There is little doubt of the power of the American courts. In fact, they can be downright dictatorial. A fundamental check on the courts and on the legislators who draft and pass the laws is the jury.
In New York State, a confrontation between a clever lawyer and a jury upset the accepted understanding of how a jury should act under the guidance of the bench.
The year was 1733. The case involved John Peter Zenger, publisher of the New York Weekly Journal, who was charged with criminal libel for criticizing the English king’s appointed governor, William Cosby.
Gov. Cosby went so far as to issue a proclamation condemning Zenger for his “false and seditious reflection.” A grand jury agreed and charged the publisher with seditious libel.
Throughout the trial, Zenger’s attorney, Andrew Hamilton, spoke to the jury, suggesting they were the final arbiters of justice and not His Honor.
Hamilton even suggested the court was resurrecting the dead and corrupt use by the crown of star-chamber courts as a political weapon.
“Mr. Hamilton, the Court have delivered their opinion, and we expect that you will use us with good manners. You are not permitted to argue against the opinion of the Court,” said Judge James DeLancey.
But Hamilton did just that in his summation to the jury:
“The question before the Court and you, Gentlemen of the Jury, is not of small or private concern. It is not the cause of one poor printer, nor of New York alone, which you are now trying. No! It may in its consequence affect every free man that lives under the British government on the main of America. It is the best cause. It is the cause of liberty. And I make no doubt but your upright conduct this day will not only entitle you to love and esteem of your fellow citizens, but every man who prefers freedom to a life of slavery will bless and honor you as men who have baffled the attempt of tyranny, and by an impartial and uncorrupt verdict have laid a noble foundation for securing to ourselves, our posterity, and our neighbors, that to which nature and the laws of our country have given us a right to liberty.”
This was said 42 years before Thomas Jefferson penned the Declaration of Independence and 54 years before the 13 original states ratified the Constitution of the United States.
The jury, ignoring judge Delancey’s instructions, acquitted Zenger.
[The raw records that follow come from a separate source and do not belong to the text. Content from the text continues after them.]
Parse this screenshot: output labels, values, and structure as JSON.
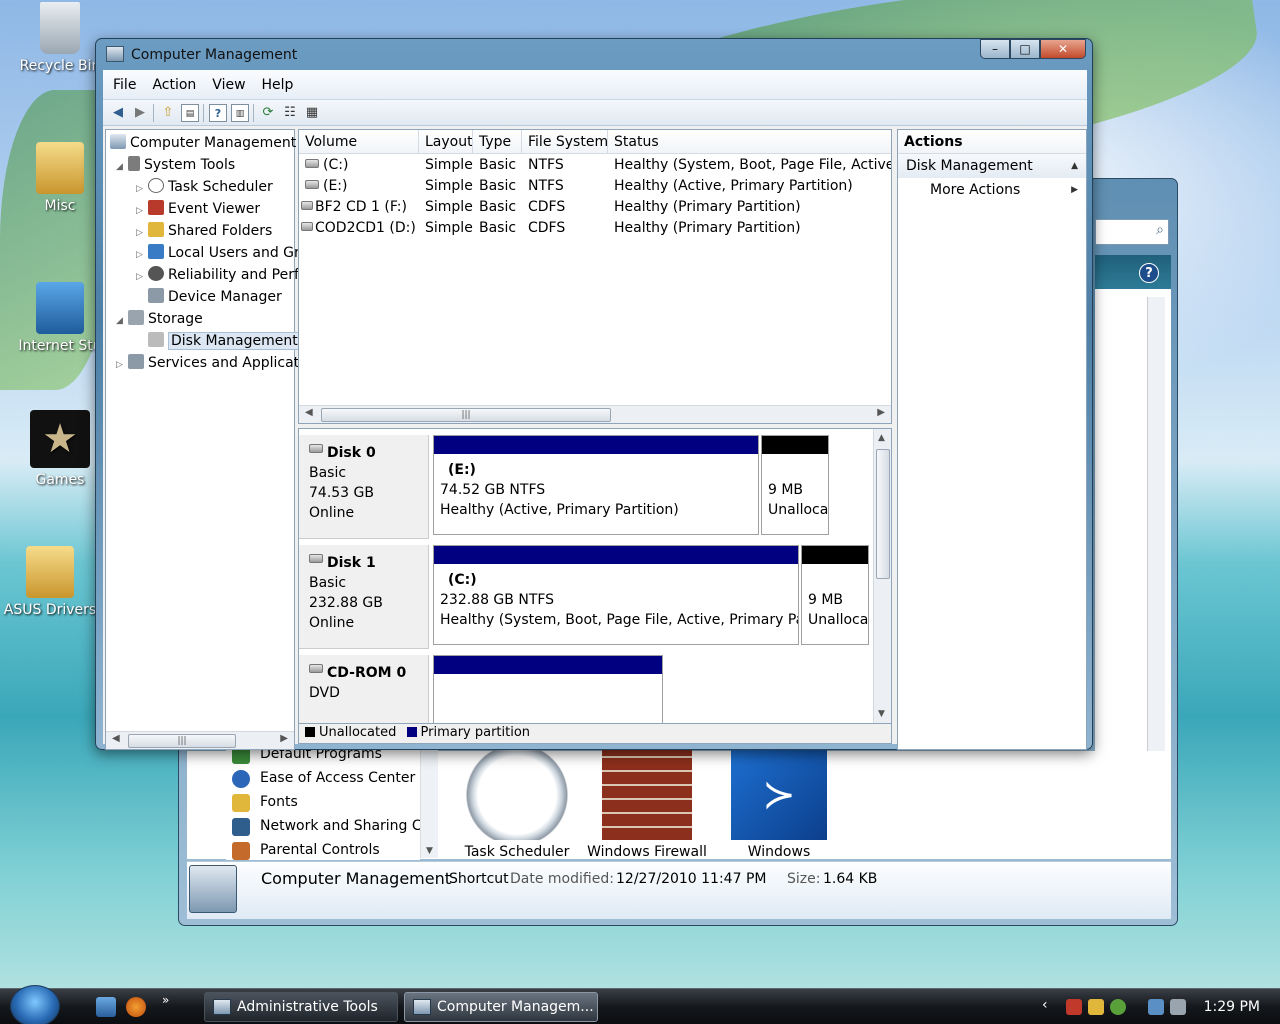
{
  "desktop": {
    "icons": [
      "Recycle Bin",
      "Misc",
      "Internet Stu",
      "Games",
      "ASUS Drivers"
    ]
  },
  "back_window": {
    "cp_items": [
      "Default Programs",
      "Ease of Access Center",
      "Fonts",
      "Network and Sharing Ce",
      "Parental Controls"
    ],
    "big_icons": [
      "Task Scheduler",
      "Windows Firewall",
      "Windows"
    ],
    "details": {
      "name": "Computer Management",
      "type": "Shortcut",
      "date_label": "Date modified:",
      "date_value": "12/27/2010 11:47 PM",
      "size_label": "Size:",
      "size_value": "1.64 KB"
    }
  },
  "window": {
    "title": "Computer Management",
    "buttons": {
      "minimize": "–",
      "maximize": "□",
      "close": "✕"
    }
  },
  "menu": [
    "File",
    "Action",
    "View",
    "Help"
  ],
  "tree": {
    "root": "Computer Management",
    "system_tools": "System Tools",
    "task_scheduler": "Task Scheduler",
    "event_viewer": "Event Viewer",
    "shared_folders": "Shared Folders",
    "local_users": "Local Users and Gr",
    "reliability": "Reliability and Perf",
    "device_manager": "Device Manager",
    "storage": "Storage",
    "disk_management": "Disk Management",
    "services": "Services and Applicat"
  },
  "volume_table": {
    "headers": [
      "Volume",
      "Layout",
      "Type",
      "File System",
      "Status"
    ],
    "rows": [
      [
        "(C:)",
        "Simple",
        "Basic",
        "NTFS",
        "Healthy (System, Boot, Page File, Active, P"
      ],
      [
        "(E:)",
        "Simple",
        "Basic",
        "NTFS",
        "Healthy (Active, Primary Partition)"
      ],
      [
        "BF2 CD 1 (F:)",
        "Simple",
        "Basic",
        "CDFS",
        "Healthy (Primary Partition)"
      ],
      [
        "COD2CD1 (D:)",
        "Simple",
        "Basic",
        "CDFS",
        "Healthy (Primary Partition)"
      ]
    ]
  },
  "disks": [
    {
      "name": "Disk 0",
      "type": "Basic",
      "size": "74.53 GB",
      "status": "Online",
      "primary": {
        "label": "(E:)",
        "size": "74.52 GB NTFS",
        "status": "Healthy (Active, Primary Partition)"
      },
      "unalloc": {
        "size": "9 MB",
        "label": "Unalloca"
      }
    },
    {
      "name": "Disk 1",
      "type": "Basic",
      "size": "232.88 GB",
      "status": "Online",
      "primary": {
        "label": "(C:)",
        "size": "232.88 GB NTFS",
        "status": "Healthy (System, Boot, Page File, Active, Primary Parti"
      },
      "unalloc": {
        "size": "9 MB",
        "label": "Unalloca"
      }
    },
    {
      "name": "CD-ROM 0",
      "type": "DVD"
    }
  ],
  "legend": {
    "unallocated": "Unallocated",
    "primary": "Primary partition"
  },
  "colors": {
    "primary_partition": "#000080",
    "unallocated": "#000000"
  },
  "actions": {
    "header": "Actions",
    "section": "Disk Management",
    "more": "More Actions"
  },
  "taskbar": {
    "tasks": [
      "Administrative Tools",
      "Computer Managem..."
    ],
    "clock": "1:29 PM"
  }
}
And so, “jury nullification” became a fundamental safeguard of American liberty. Northern juries, for instance, refused to convict those who clearly violated the Fugitive Slave Act of 1850.
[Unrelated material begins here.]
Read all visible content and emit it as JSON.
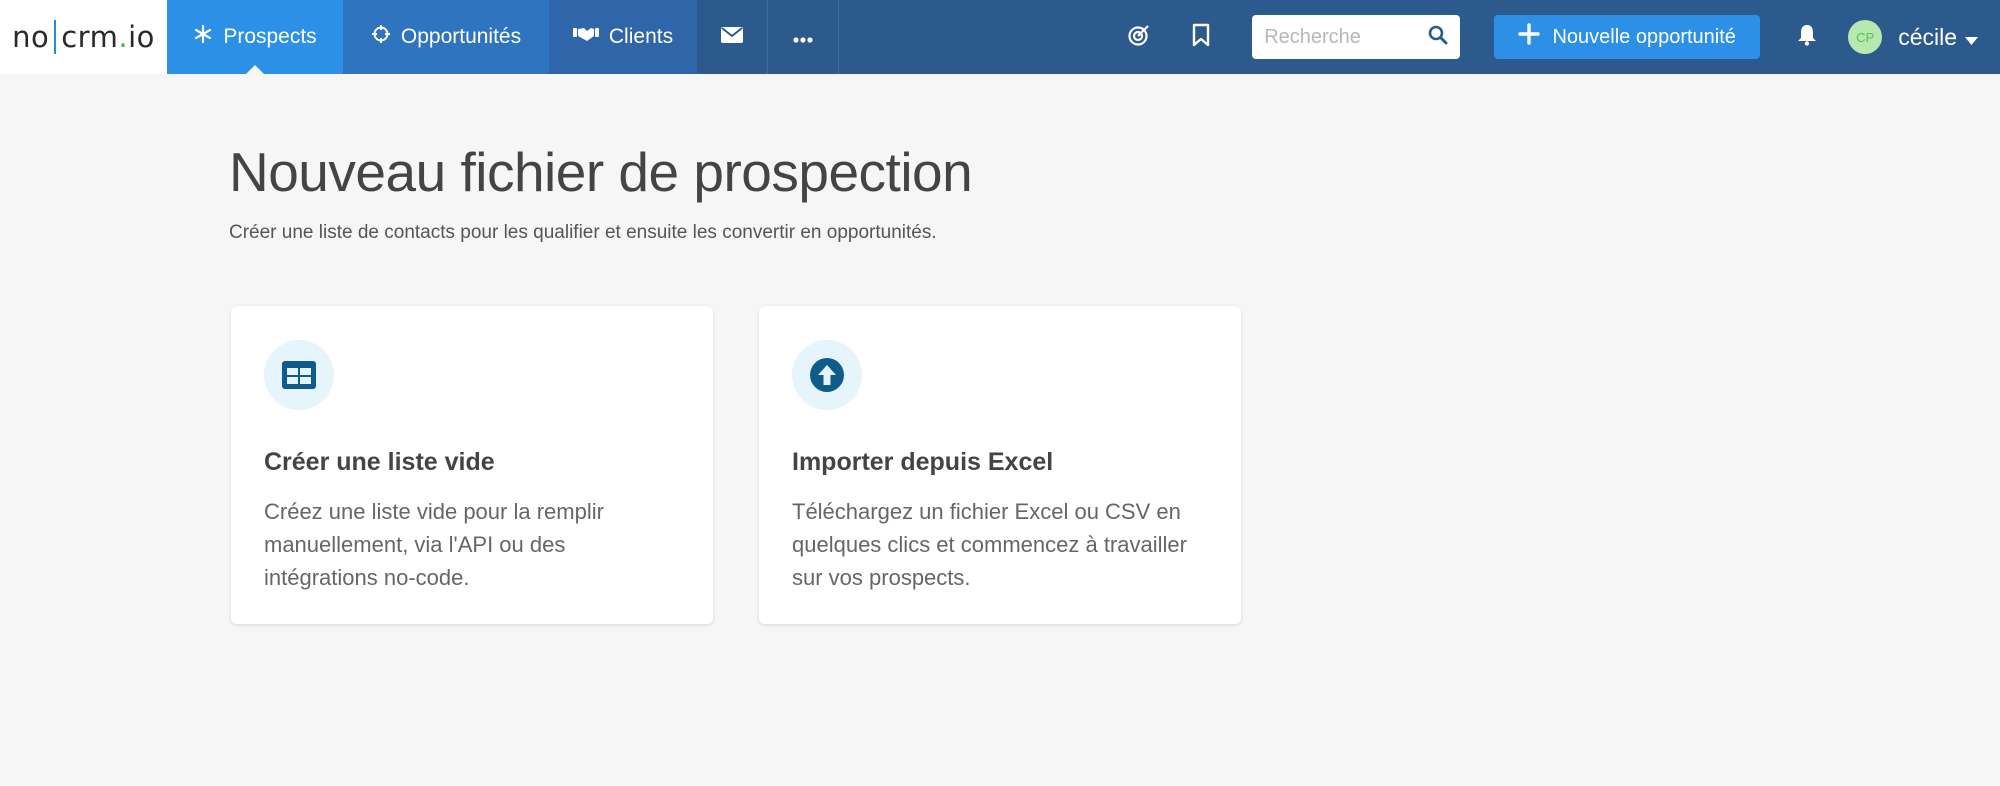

Needless to say, the courts hate the doctrine.
In a 5-4 ruling in Sarf and Hansen vs. United States (1895), the U.S. Supreme Court ruled that judges are not required to inform jurors of their right to judge the legitimacy of law and not just the facts in a case.
I have never served on a jury. Every time a judge or prosecuting attorney has asked a group of prospective jurors, of which I am part, if they have any objections to receiving judicial instructions, mine is the only hand to rise.
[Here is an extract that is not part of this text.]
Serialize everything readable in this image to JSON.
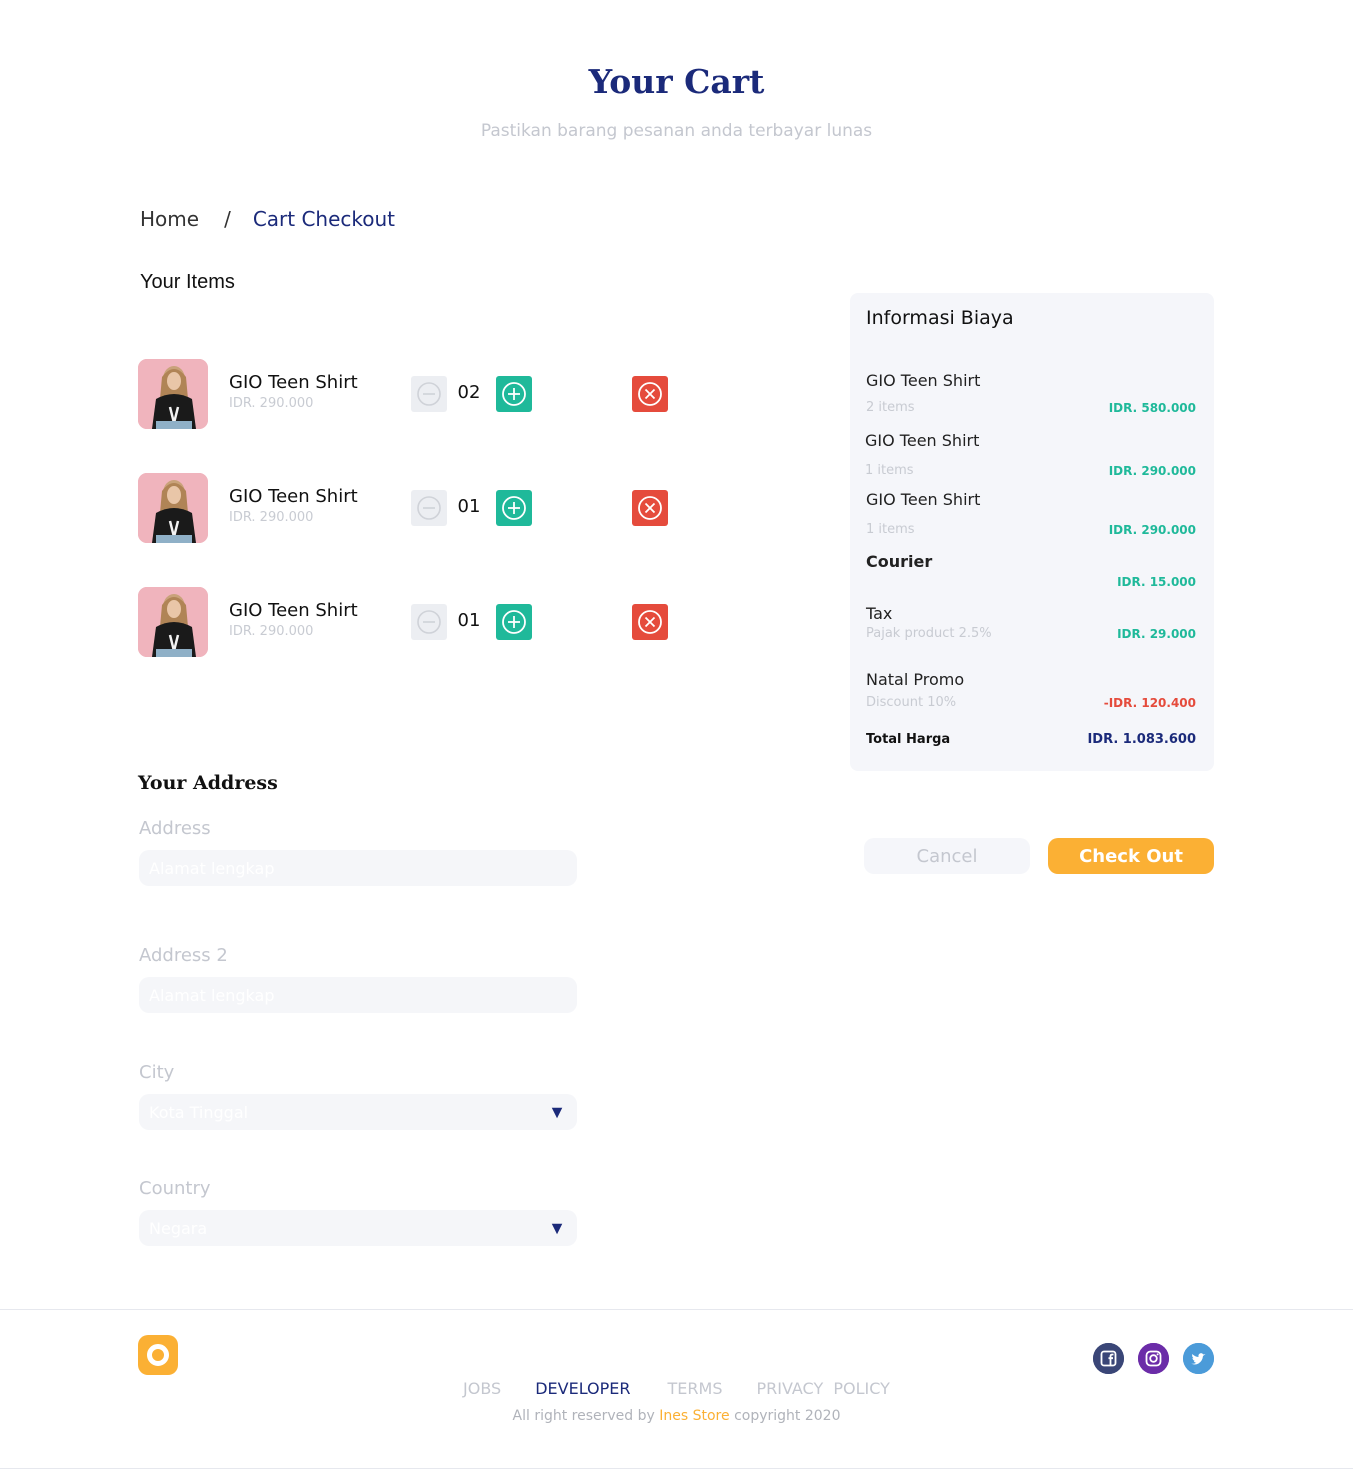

In each case, the judge has asked the other jurors to stand outside the courtroom while I explain my objection.
In one case, after I told a judge that it is the juror’s solemn duty to stand as a last defense of the accused against the overwhelming power of the state, the judge exclaimed, “You are excused and you may leave the building!”
Donald Trump can probably get out of jury duty and back to his presidential campaign by simply telling a judge that jury nullification is an idea he might like to discuss with the American people at a time the nation is under assault by a tyrannical judiciary.